Given the size of the training dataset used in this study, we used a shallow neural network to predict the frozen–thawed soil–structure shear stress–strain curves. As we know, artificial neural network (ANN) is one of the most commonly used prediction algorithms, consisting of an input layer, hidden layers, and an output layer. According to the number of hidden layers, it is divided into a shallow or a deep neural network (DNN).
Table 6 shows the performance comparison of the ANN model and the CART-based model in the dataset. For the shear stress–strain curve, the prediction effect of ANN is generally lower than that of the CART-based model, and the accuracy of ANN on the training set is much higher than the test set. Therefore, for a small dataset, we believe that the integrated CART algorithm has more advantages. Faced with big data, the ANN model may be a good choice.
As mentioned before, the
VIM of the input variables is presented in
Table 8. Under the test conditions, normal pressure scores the highest, followed by thawing temperature and the structural interface, while the influence of shear rate is nearly zero across different models. This indicates that the primary factors influencing the stress–strain curve are normal pressure and thawing temperature, followed by the structural interface. The VIM of input variables such as strains and vertical displacement is also high, demonstrating a strong correlation with the output.
6. Conclusions
The indoor testing method to characterize the shear behavior of frozen–thawed soil–structure interfaces often demands specialized equipment and controlled environments, making it costly, time-consuming, and sometimes unavailable. Hence, leveraging the direct shear test, we developed a CART-based integrated learning model. Through cross-validation, optimal hyperparameters of the CART-based model were determined, and subsequent comparison of the model’s prediction performance was discussed. The key findings of this study can be summarized as follows:
With the increasing thawing degree of frozen soil, the shear stress–strain curves of the frozen–thawed soil–structure interfaces evolve from exhibiting characteristics of strain softening with distinct shear stress peaks to demonstrating ideal plasticity and strain hardening traits.

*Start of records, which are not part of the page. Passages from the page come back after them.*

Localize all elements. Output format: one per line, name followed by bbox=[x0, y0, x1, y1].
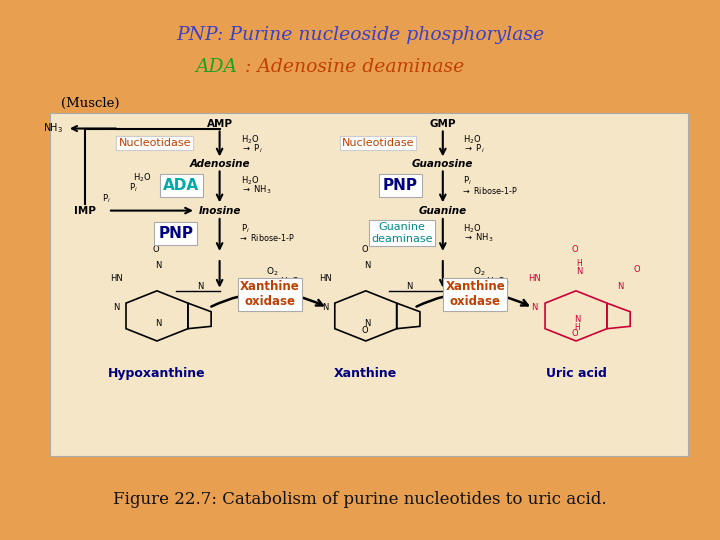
Text: O$_2$: O$_2$ bbox=[472, 265, 485, 278]
Text: $\rightarrow$ NH$_3$: $\rightarrow$ NH$_3$ bbox=[241, 184, 272, 197]
Text: PNP: PNP bbox=[158, 226, 193, 241]
Text: Adenosine: Adenosine bbox=[189, 159, 250, 169]
Text: O: O bbox=[634, 265, 641, 274]
Text: N: N bbox=[114, 303, 120, 313]
Text: O: O bbox=[571, 245, 578, 254]
Text: ADA: ADA bbox=[196, 58, 238, 77]
Text: Xanthine
oxidase: Xanthine oxidase bbox=[240, 280, 300, 308]
Text: Nucleotidase: Nucleotidase bbox=[342, 138, 414, 148]
Text: Inosine: Inosine bbox=[199, 206, 240, 215]
Text: HN: HN bbox=[528, 274, 541, 283]
Text: H$_2$O: H$_2$O bbox=[132, 172, 151, 185]
Text: P$_i$: P$_i$ bbox=[241, 222, 250, 235]
Text: Figure 22.7: Catabolism of purine nucleotides to uric acid.: Figure 22.7: Catabolism of purine nucleo… bbox=[113, 491, 607, 508]
Text: HN: HN bbox=[110, 274, 123, 283]
FancyBboxPatch shape bbox=[50, 113, 688, 456]
Text: $\rightarrow$ NH$_3$: $\rightarrow$ NH$_3$ bbox=[463, 231, 494, 244]
Text: Guanine
deaminase: Guanine deaminase bbox=[371, 222, 433, 244]
Text: $\rightarrow$ P$_i$: $\rightarrow$ P$_i$ bbox=[241, 142, 263, 155]
Text: H$_2$O: H$_2$O bbox=[463, 222, 482, 235]
Text: ADA: ADA bbox=[163, 178, 199, 193]
Text: N: N bbox=[197, 282, 203, 291]
Text: N: N bbox=[575, 315, 580, 325]
Text: IMP: IMP bbox=[74, 206, 96, 215]
Text: N: N bbox=[406, 282, 412, 291]
Text: O$_2$: O$_2$ bbox=[266, 265, 279, 278]
Text: $\rightarrow$ Ribose-1-P: $\rightarrow$ Ribose-1-P bbox=[238, 232, 294, 243]
Text: O: O bbox=[361, 245, 368, 254]
Text: P$_i$: P$_i$ bbox=[129, 181, 138, 194]
Text: : Adenosine deaminase: : Adenosine deaminase bbox=[245, 58, 464, 77]
Text: NH$_3$: NH$_3$ bbox=[43, 122, 63, 136]
Text: $\rightarrow$ Ribose-1-P: $\rightarrow$ Ribose-1-P bbox=[461, 185, 518, 195]
Text: O: O bbox=[361, 326, 368, 335]
Text: N: N bbox=[364, 319, 370, 328]
Text: H$_2$O$_2$: H$_2$O$_2$ bbox=[280, 275, 303, 288]
Text: (Muscle): (Muscle) bbox=[61, 97, 120, 110]
Text: P$_i$: P$_i$ bbox=[463, 174, 472, 187]
Text: N: N bbox=[577, 267, 582, 276]
Text: H: H bbox=[577, 259, 582, 268]
Text: Xanthine
oxidase: Xanthine oxidase bbox=[446, 280, 505, 308]
Text: P$_i$: P$_i$ bbox=[102, 192, 111, 205]
Text: H$_2$O: H$_2$O bbox=[463, 133, 482, 146]
Text: Hypoxanthine: Hypoxanthine bbox=[108, 367, 206, 380]
Text: Uric acid: Uric acid bbox=[546, 367, 606, 380]
Text: H: H bbox=[575, 323, 580, 332]
Text: GMP: GMP bbox=[430, 119, 456, 129]
Text: PNP: Purine nucleoside phosphorylase: PNP: Purine nucleoside phosphorylase bbox=[176, 26, 544, 44]
Text: H$_2$O: H$_2$O bbox=[241, 174, 260, 187]
Text: N: N bbox=[156, 319, 161, 328]
Text: HN: HN bbox=[319, 274, 332, 283]
Text: O: O bbox=[152, 245, 159, 254]
Text: Xanthine: Xanthine bbox=[334, 367, 397, 380]
Text: Guanosine: Guanosine bbox=[412, 159, 474, 169]
Text: AMP: AMP bbox=[207, 119, 233, 129]
Text: H$_2$O$_2$: H$_2$O$_2$ bbox=[487, 275, 510, 288]
Text: O: O bbox=[571, 329, 578, 339]
Text: N: N bbox=[156, 261, 161, 271]
Text: N: N bbox=[531, 303, 537, 313]
Text: N: N bbox=[364, 261, 370, 271]
Text: N: N bbox=[323, 303, 328, 313]
Text: PNP: PNP bbox=[383, 178, 418, 193]
Text: Guanine: Guanine bbox=[419, 206, 467, 215]
Text: $\rightarrow$ P$_i$: $\rightarrow$ P$_i$ bbox=[463, 142, 485, 155]
Text: H$_2$O: H$_2$O bbox=[241, 133, 260, 146]
Text: N: N bbox=[618, 282, 624, 291]
Text: Nucleotidase: Nucleotidase bbox=[119, 138, 191, 148]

While the prediction accuracy of a single decision tree proved ineffective, the integrated algorithm models (CART-RF and CART-AdaBoost) adeptly simulated the nonlinear shear behavior of a high-stress frozen–thawed soil–structure interface, successfully predicting entire shear stress–strain curves.
Importance ranking of the influence parameters revealed that normal pressure and thawing temperature emerged as significant influencing factors for the shear behaviors of frozen–thawed soil–structure interfaces under high stress conditions.
This study represents an initial endeavor to utilize data obtained from direct shear tests. A scientifically grounded interpretation of shear stress–strain relationships, particularly employing modern machine learning technology, offers valuable insights for practitioners lacking access to testing facilities to directly simulate the mechanical behavior of thawing soil–structure interfaces. Furthermore, the pursuit of more accurate results necessitates additional experimental data, which will be addressed in subsequent research endeavors.